Let's assume we're using mgconsole to connect to and query the nodes. Firstly, we have to set up the replicas. We connect to a replica by running

mgconsole --host REPLICA_IP_ADDRESS --use-ssl=false

where REPLICA_IP_ADDRESS is the address we found in the previous step. Once we're connected to a replica, we set its replication role to "REPLICA" by issuing

SET REPLICATION ROLE TO REPLICA WITH PORT 10000;

Note that the port 10000 is arbitrary, and any available port number may be used instead. We repeat the process for all replicas.

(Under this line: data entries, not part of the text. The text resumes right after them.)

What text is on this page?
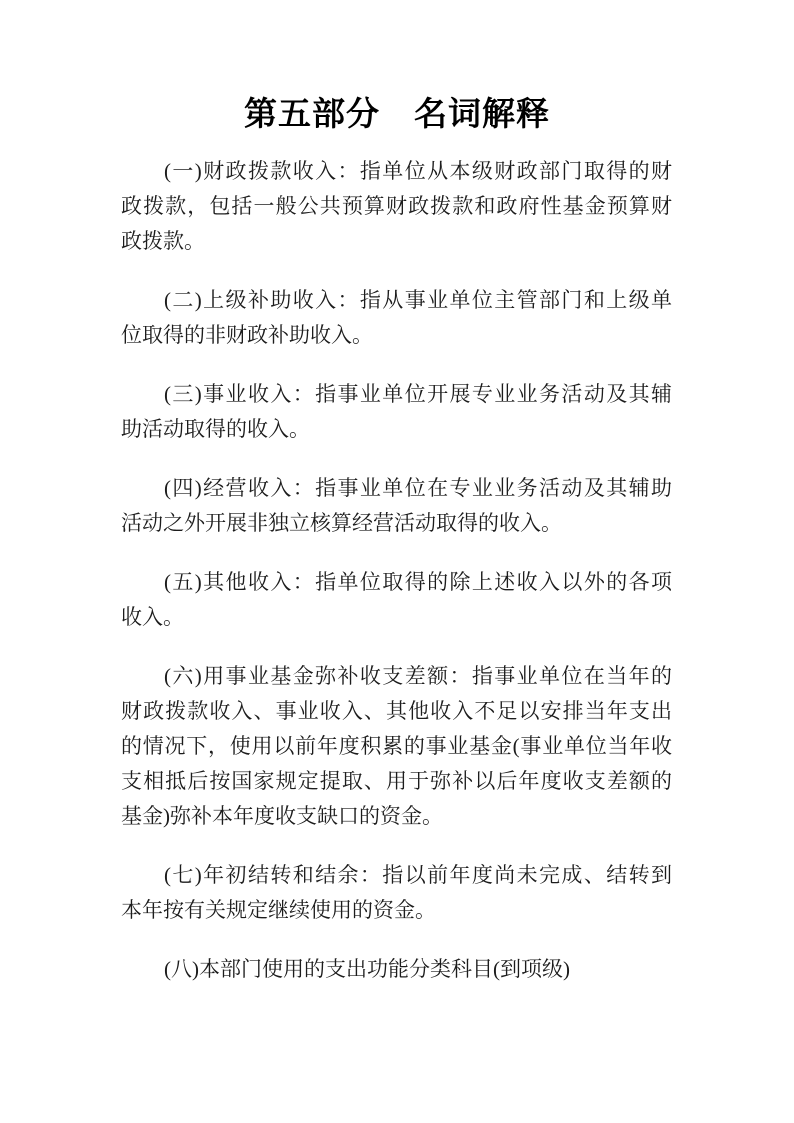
第五部分　名词解释
(一)财政拨款收入：指单位从本级财政部门取得的财
政拨款，包括一般公共预算财政拨款和政府性基金预算财
政拨款。
(二)上级补助收入：指从事业单位主管部门和上级单
位取得的非财政补助收入。
(三)事业收入：指事业单位开展专业业务活动及其辅
助活动取得的收入。
(四)经营收入：指事业单位在专业业务活动及其辅助
活动之外开展非独立核算经营活动取得的收入。
(五)其他收入：指单位取得的除上述收入以外的各项
收入。
(六)用事业基金弥补收支差额：指事业单位在当年的
财政拨款收入、事业收入、其他收入不足以安排当年支出
的情况下，使用以前年度积累的事业基金(事业单位当年收
支相抵后按国家规定提取、用于弥补以后年度收支差额的
基金)弥补本年度收支缺口的资金。
(七)年初结转和结余：指以前年度尚未完成、结转到
本年按有关规定继续使用的资金。
(八)本部门使用的支出功能分类科目(到项级)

Now, it's time to set up the main. Again, we connect to the main using mgconsole:

mgconsole --host 172.17.0.2 --use-ssl=false

Then, for every replica, we issue the query that registers it:

REGISTER REPLICA r1 SYNC TO "172.17.0.3:10000";
REGISTER REPLICA r2 ASYNC TO "172.17.0.4:10000";
REGISTER REPLICA r3 SYNC WITH TIMEOUT 1 TO "172.17.0.5:10000";

Now we can create some nodes and edges on the main, and observe them replicate to the replicas. Firstly, we switch to the mgconsole instance connected to the main, and then issue:

CREATE (n:N {p: "This is going to be replicated!"});

After that, we can switch to any replica and try to match this node:

MATCH (n:N) RETURN n;

Lo and behold, we get:

+---------------------------------------------+
| n |
+---------------------------------------------+
| (:N {p: "This is going to be replicated!"}) |
+---------------------------------------------+

Now, go on and have fun with more complex graphs! Happy hacking!